Peu importe, avec vingt-cinq ans de décalage, elle offre un spectacle toujours grandiose. Je n’ose pas imaginer sa vitesse antan avec les années et la contrainte du corset en moins.

  Pourtant son charme ne se limite pas uniquement à l’expression de son corps. L’étrange arrive, l’odeur s’en mêle. Avec des mouvements quasi extatiques, elle balaye la piste de toutes les odeurs présentes. À la fin il ne reste que l sienne. Elle est agréable et plaisante, souligné par un parfum qui le rehausse encore. Avec ses bras, ses jambes, son corps entier, elle projette des nuages de phéromones enivrants. Qui peut résister à la fragrance d’une telle fleur qui s’offre pour être cueillie ? Je comprends M. En observant Chloé du premier rang, à si peu de distance d’elle, il a dû percevoir de suite cette particularité qui rend Chloé si unique ; unique aussi parce qu’en elle les cinq sens s’incorporent à la perfection. Même le goût de sa peau est un délice. D’ailleurs "La fille au cheveux noirs" fait allusion à cela. M a su transmettre par son tableau des sensations qui dépassent la vue. Tout y est, un hommage grandiose à une jeune fille sur le seuil de devenir une femme, si incontournable que le peintre s’efface volontairement derrière elle.

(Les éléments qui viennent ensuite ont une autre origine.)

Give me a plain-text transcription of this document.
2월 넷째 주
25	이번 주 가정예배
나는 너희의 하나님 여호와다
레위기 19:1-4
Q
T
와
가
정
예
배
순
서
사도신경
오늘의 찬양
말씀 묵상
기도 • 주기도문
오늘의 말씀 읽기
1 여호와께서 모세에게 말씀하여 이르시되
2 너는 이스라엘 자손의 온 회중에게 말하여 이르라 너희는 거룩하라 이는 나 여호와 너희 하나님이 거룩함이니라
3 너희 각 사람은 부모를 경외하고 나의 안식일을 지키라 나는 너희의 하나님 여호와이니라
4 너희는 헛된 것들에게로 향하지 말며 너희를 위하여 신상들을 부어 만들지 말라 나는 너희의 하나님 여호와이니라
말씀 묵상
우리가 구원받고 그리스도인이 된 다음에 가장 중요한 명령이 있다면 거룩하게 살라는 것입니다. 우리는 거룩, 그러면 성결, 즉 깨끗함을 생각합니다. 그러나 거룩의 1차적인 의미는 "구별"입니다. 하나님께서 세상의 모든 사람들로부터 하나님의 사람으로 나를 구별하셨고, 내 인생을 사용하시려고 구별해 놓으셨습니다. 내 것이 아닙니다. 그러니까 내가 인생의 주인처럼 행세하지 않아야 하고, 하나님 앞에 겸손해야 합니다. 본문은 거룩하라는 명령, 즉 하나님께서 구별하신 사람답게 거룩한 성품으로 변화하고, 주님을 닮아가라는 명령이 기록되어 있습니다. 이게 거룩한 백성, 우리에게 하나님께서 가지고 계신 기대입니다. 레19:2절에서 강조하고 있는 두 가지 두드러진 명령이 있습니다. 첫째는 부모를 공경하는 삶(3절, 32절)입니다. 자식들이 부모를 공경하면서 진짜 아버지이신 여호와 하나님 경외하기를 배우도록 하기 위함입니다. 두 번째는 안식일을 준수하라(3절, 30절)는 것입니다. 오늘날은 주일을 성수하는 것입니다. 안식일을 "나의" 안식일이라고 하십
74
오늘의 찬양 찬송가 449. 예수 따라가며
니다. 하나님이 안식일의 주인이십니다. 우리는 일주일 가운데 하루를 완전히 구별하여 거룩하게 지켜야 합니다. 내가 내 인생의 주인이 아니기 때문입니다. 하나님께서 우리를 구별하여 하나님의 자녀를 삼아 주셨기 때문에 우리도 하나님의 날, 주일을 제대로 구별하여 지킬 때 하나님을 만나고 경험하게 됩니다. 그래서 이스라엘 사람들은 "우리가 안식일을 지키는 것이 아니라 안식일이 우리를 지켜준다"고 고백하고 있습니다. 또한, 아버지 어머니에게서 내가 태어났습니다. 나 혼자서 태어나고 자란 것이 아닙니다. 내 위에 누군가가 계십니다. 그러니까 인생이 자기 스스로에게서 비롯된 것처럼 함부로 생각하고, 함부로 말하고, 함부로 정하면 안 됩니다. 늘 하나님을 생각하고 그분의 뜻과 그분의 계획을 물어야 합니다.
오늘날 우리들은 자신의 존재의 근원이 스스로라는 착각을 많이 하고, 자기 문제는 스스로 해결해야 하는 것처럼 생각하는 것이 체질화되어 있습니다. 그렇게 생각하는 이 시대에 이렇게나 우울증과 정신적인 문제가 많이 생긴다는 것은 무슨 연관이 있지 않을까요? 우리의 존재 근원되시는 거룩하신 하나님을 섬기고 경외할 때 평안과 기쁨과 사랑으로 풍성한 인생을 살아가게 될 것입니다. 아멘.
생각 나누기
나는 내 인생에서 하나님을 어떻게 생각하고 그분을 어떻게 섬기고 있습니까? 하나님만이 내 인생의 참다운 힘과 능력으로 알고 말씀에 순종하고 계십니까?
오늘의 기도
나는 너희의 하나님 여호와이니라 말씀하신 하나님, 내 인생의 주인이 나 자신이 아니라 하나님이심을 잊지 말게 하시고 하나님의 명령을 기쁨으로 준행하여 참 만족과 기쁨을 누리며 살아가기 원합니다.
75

   Les cinq sens ébranlés, mon excitation sensorielle est au maximum. Prêt à m’envoler, je m’imagine devant la poétesse Sappho qui savait plus que mettre de la musique sur ses vers. Chloé n’a plus besoin de m’ensorceler, je suis déjà subjuguée par son charme. Je voudrais rester avec elle pour toujours.

  Chloé est en transe, cette transition mystérieuse d’un état vers un autre, si proche du divin. La musique s’arrête brusquement après un crescendo et un finale en bouquet. Elle tombe dans mes bras, elle est épuisée.
  Le silence nous entoure ; des regards qui me jalousent de ma copine. Je suis comblée, revalorisée et je sens la vie en moi. La magie de la musique et du son fait partie désormais de mon univers, grâce à Chloé, une fois de plus.

  La signification de l’endroit me parait évidente. Il sert en même temps à l’excitation et à la privation des sens. En ce lieu, tant apprécié par Chloé et son mari, des scènes se répètent, mais la configuration a changé. C’est moi, la compagnie de Chloé maintenant. Elle, elle persiste, elle est éternelle.

  Le temps ne saurait pas la ronger.

  Je suis la seule dans cette soirée privée qui ne soit pas privée. J’ai le droit de la toucher et de la tenir dans mes bras. Je tangue sur mes hauts talons. Même épuisée, Chloé tient la barre du navire. C’est ça un équilibre universel.

  Avec elle dans mes bras, je retourne au bar.

  -Tu ne vieilliras jamais Chloé, dit le serveur et nous offre à boire, un mélange de jus des fruits frais avec une pointe d’alcool. Il connaît les goûts de mon amie.